Perciò una voce cavata da un punto indefinito chiedeva tutti i giorni in fasce
orarie prestabilite: sei pentito di
essere nato? E mezzo essere dalle fattezze maschili faceva segno di no,
diceva voglio nascere ancora fino a che
nascerò l’ultima volta e non si potrà più tornare indietro.
Sei pentita di essere nata? E un’altra mezza figura dalle
fattezze femminili sorrideva, sibilava un mai
corposo e invincibile, e aggiungeva ne
voglio ancora, di questa vita qui. La fila di mezzi esseri era lunga, non
si vedeva una fine. C’era pure un’area ristoro: ci si poteva accomodare su una
foglia e dormire il sonno degli esseri compiuti; oppure ripulire vaste aree
desertiche venendo ripagati con piccole anticipazioni sulle esistenze
possibili, così da decidere se davvero non valesse la pena di restare mezzi,
confinati in quel limbo di leccornie e colori pastello.
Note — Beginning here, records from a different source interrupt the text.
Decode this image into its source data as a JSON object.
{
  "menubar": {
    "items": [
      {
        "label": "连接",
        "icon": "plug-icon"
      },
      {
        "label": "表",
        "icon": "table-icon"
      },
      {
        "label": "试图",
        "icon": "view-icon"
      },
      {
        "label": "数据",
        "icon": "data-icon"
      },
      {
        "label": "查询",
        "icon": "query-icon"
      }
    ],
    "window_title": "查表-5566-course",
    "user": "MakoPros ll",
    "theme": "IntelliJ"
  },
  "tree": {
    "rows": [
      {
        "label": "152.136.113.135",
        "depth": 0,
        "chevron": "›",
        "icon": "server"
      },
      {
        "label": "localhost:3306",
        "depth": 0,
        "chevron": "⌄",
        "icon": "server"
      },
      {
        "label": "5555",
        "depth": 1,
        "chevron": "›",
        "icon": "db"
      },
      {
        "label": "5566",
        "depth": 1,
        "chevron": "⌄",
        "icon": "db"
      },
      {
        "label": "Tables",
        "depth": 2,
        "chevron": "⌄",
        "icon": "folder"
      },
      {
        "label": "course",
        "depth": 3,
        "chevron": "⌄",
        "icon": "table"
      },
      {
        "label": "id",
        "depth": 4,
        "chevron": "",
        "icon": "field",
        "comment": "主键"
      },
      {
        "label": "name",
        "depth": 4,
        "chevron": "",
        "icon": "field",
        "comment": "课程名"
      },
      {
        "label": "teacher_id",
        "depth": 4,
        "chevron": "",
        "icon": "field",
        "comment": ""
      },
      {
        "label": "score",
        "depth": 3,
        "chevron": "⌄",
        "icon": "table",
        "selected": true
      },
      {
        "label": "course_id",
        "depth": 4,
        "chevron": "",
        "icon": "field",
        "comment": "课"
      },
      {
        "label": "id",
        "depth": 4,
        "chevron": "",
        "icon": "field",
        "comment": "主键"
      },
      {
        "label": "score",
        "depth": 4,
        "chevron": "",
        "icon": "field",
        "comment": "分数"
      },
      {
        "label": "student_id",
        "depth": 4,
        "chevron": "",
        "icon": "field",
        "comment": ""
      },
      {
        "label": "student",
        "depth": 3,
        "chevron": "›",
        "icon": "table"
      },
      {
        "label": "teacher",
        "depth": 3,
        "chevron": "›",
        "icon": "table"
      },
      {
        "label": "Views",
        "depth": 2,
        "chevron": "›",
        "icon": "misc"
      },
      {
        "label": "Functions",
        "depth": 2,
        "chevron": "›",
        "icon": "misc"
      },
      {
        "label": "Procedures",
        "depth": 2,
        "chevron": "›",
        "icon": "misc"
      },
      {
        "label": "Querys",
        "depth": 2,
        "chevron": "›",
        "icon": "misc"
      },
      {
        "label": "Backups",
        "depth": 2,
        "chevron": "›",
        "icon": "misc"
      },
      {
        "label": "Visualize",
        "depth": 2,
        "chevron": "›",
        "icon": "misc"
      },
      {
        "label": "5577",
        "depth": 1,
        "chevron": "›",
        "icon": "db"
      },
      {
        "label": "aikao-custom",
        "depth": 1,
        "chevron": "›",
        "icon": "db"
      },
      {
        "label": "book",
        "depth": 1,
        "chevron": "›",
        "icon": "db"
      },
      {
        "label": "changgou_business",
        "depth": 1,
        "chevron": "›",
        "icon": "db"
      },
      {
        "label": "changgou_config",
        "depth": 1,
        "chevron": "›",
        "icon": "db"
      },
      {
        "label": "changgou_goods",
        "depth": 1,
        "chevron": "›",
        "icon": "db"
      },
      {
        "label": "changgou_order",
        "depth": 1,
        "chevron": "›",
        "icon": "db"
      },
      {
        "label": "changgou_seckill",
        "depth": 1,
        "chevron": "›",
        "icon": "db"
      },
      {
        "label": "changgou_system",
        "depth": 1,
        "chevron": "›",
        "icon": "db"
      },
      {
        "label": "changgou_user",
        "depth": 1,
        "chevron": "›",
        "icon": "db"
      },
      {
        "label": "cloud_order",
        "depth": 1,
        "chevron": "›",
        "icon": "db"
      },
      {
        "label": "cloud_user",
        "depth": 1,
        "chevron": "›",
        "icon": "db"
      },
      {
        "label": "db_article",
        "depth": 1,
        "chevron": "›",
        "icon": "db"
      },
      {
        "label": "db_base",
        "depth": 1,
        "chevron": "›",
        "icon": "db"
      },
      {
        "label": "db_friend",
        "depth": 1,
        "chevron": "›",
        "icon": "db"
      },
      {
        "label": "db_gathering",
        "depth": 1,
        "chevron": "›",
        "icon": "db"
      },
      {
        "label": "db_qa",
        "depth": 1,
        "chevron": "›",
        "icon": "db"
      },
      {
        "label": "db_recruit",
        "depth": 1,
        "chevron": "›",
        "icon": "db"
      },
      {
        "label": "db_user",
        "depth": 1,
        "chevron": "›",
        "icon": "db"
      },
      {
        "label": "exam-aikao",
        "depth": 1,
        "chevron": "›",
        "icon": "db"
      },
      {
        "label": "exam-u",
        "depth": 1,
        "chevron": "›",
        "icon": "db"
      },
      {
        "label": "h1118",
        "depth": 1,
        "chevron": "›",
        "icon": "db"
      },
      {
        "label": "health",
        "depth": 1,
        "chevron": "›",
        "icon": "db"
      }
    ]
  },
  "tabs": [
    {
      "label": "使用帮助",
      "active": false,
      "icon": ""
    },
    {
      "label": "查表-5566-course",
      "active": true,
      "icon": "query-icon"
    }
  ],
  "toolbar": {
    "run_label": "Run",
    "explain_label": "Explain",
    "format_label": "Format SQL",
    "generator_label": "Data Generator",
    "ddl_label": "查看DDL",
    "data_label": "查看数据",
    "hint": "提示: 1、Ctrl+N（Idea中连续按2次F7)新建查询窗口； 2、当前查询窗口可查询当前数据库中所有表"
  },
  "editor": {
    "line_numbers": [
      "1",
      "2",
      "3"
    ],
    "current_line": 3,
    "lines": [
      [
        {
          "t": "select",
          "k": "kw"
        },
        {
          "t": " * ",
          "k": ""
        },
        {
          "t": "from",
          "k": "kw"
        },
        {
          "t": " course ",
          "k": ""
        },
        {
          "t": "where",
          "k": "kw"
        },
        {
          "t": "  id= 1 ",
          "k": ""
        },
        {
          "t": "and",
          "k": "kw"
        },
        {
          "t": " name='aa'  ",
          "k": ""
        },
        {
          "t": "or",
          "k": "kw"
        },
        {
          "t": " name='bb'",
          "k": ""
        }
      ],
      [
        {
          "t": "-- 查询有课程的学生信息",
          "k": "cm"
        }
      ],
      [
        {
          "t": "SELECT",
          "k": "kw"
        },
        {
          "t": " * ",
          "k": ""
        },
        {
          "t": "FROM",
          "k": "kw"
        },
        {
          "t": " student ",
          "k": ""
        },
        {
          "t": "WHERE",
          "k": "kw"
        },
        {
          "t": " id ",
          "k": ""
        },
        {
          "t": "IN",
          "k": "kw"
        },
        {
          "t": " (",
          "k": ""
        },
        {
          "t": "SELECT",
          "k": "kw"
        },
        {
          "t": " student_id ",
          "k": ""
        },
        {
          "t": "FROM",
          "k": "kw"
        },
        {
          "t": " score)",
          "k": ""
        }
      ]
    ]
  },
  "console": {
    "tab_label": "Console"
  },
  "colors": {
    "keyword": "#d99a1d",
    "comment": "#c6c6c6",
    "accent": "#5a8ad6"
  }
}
Su S39 intanto, era calato una specie di
sipario: i due abitanti erano intenti a rincorrersi senza essere visti da
nessuno che avesse avuto mai in corpo un solo cenno di respiro, di parola, di
volontà di azione. Era tutto casuale, tutto animato ma incapace di comprendere
fino in fondo cosa stesse accadendo.
Un
guanto intercettato in dimensioni pescate a sorte in un gioco tra accaniti
scommettitori di bazzecole, cinque poesie inedite urlate dentro un buco tra
galassie rattoppate dall’ultimo dei naufraghi, quattro grotte costruite coi
gusci di chiocciole rubati a un mercato nero senza venditori, cinque steli di
margherite e due rapide occhiate al boudoir di una dea decaduta da un paio di ere
geologiche, segnavano adesso l’incontro perfetto dei due abitanti del pianeta S in attesa di una mezza creatura che
sarebbe venuta chissà quando.
Sorpresa
volle che il tempo che già si misurava strano fece uno stridio e poi rallentò
clamorosamente. I due si trovarono a rilento, si amarono a rilento: sei battiti
di ciglia prima di poter dire una sillaba, quindici battiti per i polpastrelli
premuti sulla pelle altrui, come una promessa. Trentacinque battiti di ciglia e
uno sguardo sostenuto a due senza remore, perché lei schiudesse le cosce e
avanzasse un sorriso sbilenco: invito taciuto e più che loquace.
I
doni raccolti a casaccio come la strana collezione che erano, si potevano
scartare poi; e proprio quel poi
segnava la ricchezza suprema, il dono ineguagliabile: avere un dopo che rimandi
il presente per il gusto dell’attesa, è capire il tempo che serve per fare
progetti, per venirsi addosso, per prendere le distanze e calcolare bene gli
affondi e gli assalti: alla vita come al corpo, in ogni tempo e mondo; e per
tutte le mezze esistenze e le esistenze intere, possibili e impossibili.